The use of this data raises several concerns. First, it violates YouTube's Terms of Service, which prohibit using content without creators' permission. Second, it includes material from deleted videos and channels, potentially infringing on creators' rights to remove their content from the internet. Lastly, some of the data contains biased or inappropriate content, which could affect the AI models' outputs.
Many creators were unaware that their content had been used in this way. Some, like Dave Farina of the YouTube channel Professor Dave Explains, argue that companies profiting from creators' work should provide compensation or face regulation.
The issue extends beyond YouTube.

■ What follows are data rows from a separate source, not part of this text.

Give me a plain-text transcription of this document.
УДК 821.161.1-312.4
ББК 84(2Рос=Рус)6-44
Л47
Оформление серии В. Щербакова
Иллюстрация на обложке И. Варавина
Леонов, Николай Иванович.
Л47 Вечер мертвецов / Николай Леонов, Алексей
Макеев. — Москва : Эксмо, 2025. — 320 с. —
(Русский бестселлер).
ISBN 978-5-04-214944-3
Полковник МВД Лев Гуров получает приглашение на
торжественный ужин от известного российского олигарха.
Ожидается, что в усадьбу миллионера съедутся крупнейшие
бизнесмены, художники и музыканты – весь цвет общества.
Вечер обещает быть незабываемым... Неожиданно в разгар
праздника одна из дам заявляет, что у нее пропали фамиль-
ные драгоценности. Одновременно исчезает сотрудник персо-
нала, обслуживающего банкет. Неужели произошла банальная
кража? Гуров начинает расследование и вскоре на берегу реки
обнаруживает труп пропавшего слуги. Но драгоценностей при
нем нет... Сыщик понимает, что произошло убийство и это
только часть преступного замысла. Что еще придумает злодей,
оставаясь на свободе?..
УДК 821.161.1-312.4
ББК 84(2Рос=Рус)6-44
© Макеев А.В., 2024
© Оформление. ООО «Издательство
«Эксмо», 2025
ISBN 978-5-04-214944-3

Similar concerns have been raised about AI companies using books and other copyrighted material without permission. Several authors have filed lawsuits against AI companies for alleged copyright violations.
As AI technology continues to advance rapidly, the debate over data usage, creator rights, and ethical AI training practices is likely to intensify. This incident highlights the need for clearer regulations and more transparent practices in the AI industry to protect content creators and ensure responsible AI development.